Once you have the strip wired up, it's probably best to test it. The first, simplest, and most obvious test is the Adafruit Neopixel library, and the strandtest example. Just set the number of LEDs and the data pin if necessary, and upload the sketch. If you want to test the Arduino sketch you're actually going to use, then you will need to download both the Adalight software and Processing IDE if you don't have them already. Follow the instructions for Adalight, but using the alternate Arduino sketch. If the colorswirl test works properly, then you should have no problem getting Prismatik to work.
Software and Configuration
I say that, but there is one potential problem; if you ran the LEDs all the way around the display, you're going to have an extra fun time configuring the software. There are probably web-based calculators out there, and there certainly have been in the past. There are also plugins for Prismatik, and some of them improve configuration substantially. I eventually wound up with the forked version of Prismatik which works much better not just with Windows 8 and later (as it uses the Windows Display Duplication API) but also with Windows 7. Direct3D capture does not work well with the official software. There is a substantial performance penalty with DX9, but none with DX10/11. If you don't mind the software throwing up its hands and just giving a dim backlight during gaming, the official software is adequate. Don't forget to uninstall one before installing the other.
Configuration is quite fiddly. Run Prismatik, configure it as best you can, then quit. You should know from your time spent programming your Arduino in the IDE which COM port it's on, and keep the default serial port speed of 115200. You really should not have any problems with keeping that speed, but you do have the option to alter the Arduino sketch to change the bit rate down to e.g. 57600. Just keep in mind that the slower you make it, the lower your maximum frame rate will be. My color order was RGB; an easy way to figure out if you've got it right is to use a monitor test program like LCDTest.
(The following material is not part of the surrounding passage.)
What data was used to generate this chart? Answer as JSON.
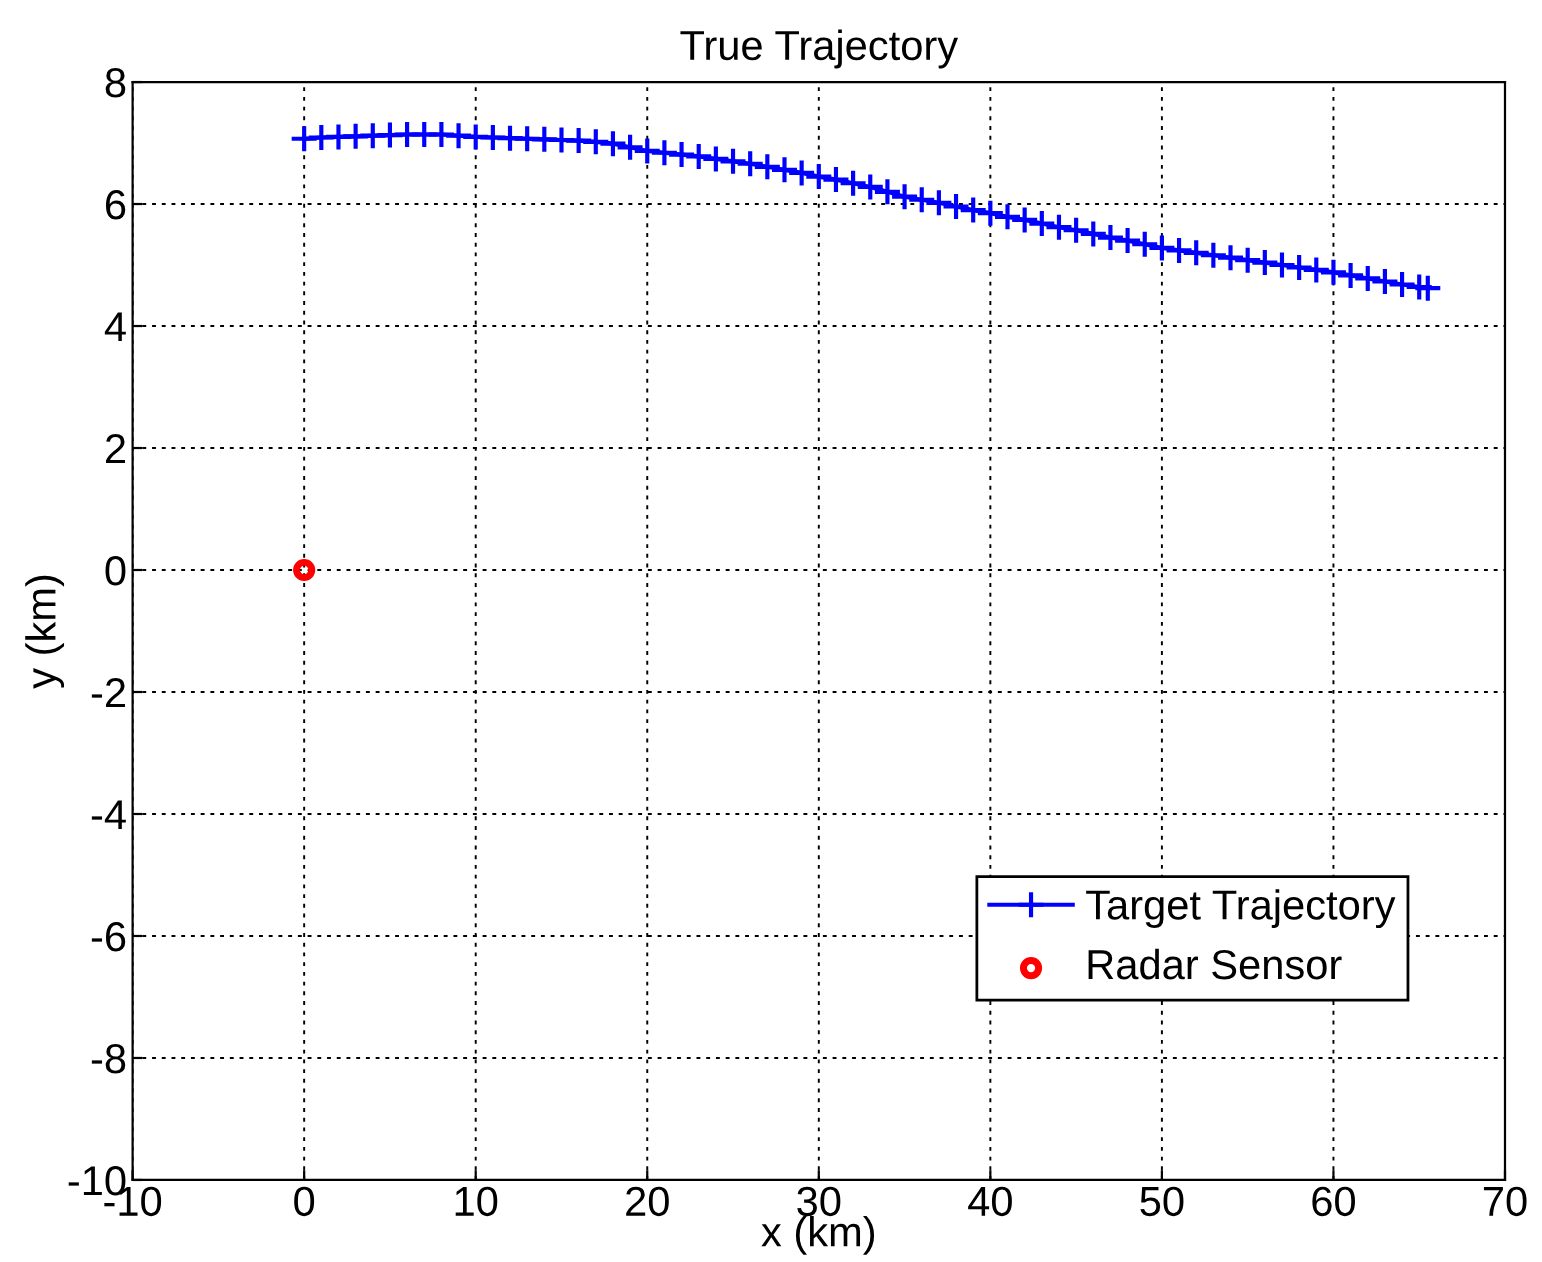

If your LED layout matches one of the zone wizard layouts, you're done. Otherwise, you will need an older version of Prismatik which supports the plugin. The plugin I found that helps only works with Prismatik 5.9.6. So uninstall Prismatik, install the old version, install the plugin, run the program again, enable the plugin, and refresh plugins. Now you can actually use the plugin; configure it and create a new profile, which will use the plugin to arrange the zones. If the config didn't come out the way you like, delete the new profile, reconfigure the plugin, and create another profile. Fun! Now you can uninstall, and reinstall the better version.
There have been many Ambilight clones for Windows, and you can just go forth and buy Lightpack (or some other solution) if you would like to cut the work out. But once you know what you're doing, getting an Ambilight clone working is actually quite easy, and the hardest part is wading through outdated weblinks and information.